And a quick analytic view of user activity over the updates table: https://dbfiddle.uk/_z-uJgxf
Thinking from a Kimball dimensional design perspective, perhaps we only record “just the facts” of coffee consumption in the Coffees table. Could have a “fact less fact” coverage table with the Days that People could have coffee. A BI tool could then determine days people did not consume coffee. Perhaps use a set function of Coffees vs Available?
> A BI tool could then determine days people did not consume coffee
how to distinguish here between days without coffee and days without an app?
I was too fast to answer. But I suspect store the “status” of each person for each day, then make the PK the Date, Person. So no duplicates enforced by the DB?
Hey,
(Substack does not send comment notifications reliably, sad.)
You can not even bother with persons, it's enough to just have a day as a PK.
> store the “status” of each person for each day
The main problem of "making illegal states unrepresentable" is to find such a schema that it's impossible to have contradictory information.
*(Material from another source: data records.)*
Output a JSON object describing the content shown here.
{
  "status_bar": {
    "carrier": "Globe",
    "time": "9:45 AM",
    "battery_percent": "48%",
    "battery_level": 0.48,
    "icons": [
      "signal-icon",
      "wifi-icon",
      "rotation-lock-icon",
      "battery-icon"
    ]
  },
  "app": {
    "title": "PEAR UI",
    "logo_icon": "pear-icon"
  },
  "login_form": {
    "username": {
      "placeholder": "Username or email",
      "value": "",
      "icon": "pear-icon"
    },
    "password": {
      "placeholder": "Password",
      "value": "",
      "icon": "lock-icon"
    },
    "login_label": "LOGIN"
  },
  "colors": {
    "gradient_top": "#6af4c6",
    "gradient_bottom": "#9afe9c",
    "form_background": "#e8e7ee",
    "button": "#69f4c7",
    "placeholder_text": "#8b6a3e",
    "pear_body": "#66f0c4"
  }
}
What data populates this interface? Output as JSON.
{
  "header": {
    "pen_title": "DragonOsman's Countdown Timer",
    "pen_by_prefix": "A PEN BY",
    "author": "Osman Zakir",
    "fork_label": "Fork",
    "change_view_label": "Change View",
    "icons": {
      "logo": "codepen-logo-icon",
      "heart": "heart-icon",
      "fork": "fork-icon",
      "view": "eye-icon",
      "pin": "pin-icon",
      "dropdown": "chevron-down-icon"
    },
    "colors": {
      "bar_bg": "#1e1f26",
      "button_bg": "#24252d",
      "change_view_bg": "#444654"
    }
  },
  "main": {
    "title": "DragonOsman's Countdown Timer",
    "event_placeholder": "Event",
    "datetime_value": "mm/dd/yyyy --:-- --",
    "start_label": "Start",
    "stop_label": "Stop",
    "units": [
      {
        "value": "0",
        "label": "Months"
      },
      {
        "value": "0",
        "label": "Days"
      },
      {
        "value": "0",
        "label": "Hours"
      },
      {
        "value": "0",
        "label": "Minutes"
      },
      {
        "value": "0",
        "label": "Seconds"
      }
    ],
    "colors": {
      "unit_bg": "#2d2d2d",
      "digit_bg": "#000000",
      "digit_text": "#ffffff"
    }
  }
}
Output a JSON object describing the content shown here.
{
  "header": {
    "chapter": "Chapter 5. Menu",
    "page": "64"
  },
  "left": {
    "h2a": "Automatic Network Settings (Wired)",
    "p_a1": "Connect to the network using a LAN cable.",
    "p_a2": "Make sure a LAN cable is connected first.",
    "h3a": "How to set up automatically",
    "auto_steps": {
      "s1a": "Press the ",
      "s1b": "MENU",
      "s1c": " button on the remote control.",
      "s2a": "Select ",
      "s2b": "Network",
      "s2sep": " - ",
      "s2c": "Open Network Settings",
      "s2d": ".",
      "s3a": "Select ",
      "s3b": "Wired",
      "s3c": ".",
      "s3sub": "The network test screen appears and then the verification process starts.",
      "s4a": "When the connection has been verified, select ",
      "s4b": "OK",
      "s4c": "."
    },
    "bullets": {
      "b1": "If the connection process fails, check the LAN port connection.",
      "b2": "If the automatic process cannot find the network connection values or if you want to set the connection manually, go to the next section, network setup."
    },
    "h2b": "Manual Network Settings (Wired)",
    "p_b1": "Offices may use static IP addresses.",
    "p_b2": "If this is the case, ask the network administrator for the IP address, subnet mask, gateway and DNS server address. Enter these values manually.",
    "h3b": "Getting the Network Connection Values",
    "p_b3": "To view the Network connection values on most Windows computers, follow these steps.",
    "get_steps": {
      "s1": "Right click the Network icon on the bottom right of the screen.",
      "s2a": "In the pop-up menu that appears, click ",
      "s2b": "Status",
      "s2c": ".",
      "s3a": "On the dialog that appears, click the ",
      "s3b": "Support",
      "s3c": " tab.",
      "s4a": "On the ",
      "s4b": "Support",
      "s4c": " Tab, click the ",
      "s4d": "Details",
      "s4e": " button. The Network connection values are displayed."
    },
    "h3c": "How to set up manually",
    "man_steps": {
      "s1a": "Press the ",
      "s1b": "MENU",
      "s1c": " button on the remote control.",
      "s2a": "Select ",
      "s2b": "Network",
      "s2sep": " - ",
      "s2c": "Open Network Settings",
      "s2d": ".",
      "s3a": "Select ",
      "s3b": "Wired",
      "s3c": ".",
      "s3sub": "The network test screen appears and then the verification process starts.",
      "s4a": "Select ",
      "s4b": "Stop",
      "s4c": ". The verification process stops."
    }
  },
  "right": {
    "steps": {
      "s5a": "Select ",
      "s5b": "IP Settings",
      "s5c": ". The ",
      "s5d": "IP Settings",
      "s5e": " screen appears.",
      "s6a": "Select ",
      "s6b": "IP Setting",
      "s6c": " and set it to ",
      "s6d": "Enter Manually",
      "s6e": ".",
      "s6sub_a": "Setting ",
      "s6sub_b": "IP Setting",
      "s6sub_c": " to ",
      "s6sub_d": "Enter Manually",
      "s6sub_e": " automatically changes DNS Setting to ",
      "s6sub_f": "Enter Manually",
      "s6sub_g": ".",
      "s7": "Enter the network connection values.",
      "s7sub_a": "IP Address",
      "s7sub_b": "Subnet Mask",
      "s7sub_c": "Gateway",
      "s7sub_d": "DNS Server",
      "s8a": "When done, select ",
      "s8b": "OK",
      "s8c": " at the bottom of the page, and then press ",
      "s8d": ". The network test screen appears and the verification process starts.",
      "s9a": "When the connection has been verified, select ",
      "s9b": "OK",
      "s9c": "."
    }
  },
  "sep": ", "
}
For example, what if you have a buggy app? Standard relational schema assumes that application is doing correct changes to the database. In practice this is not a problem, of course, the exercise is primarily theoretical.
Relational model really does handle many scenarios for you, even if your application is buggy. But here I think the simplest case that it's not able to handle, and I'm trying to prove or disprove this.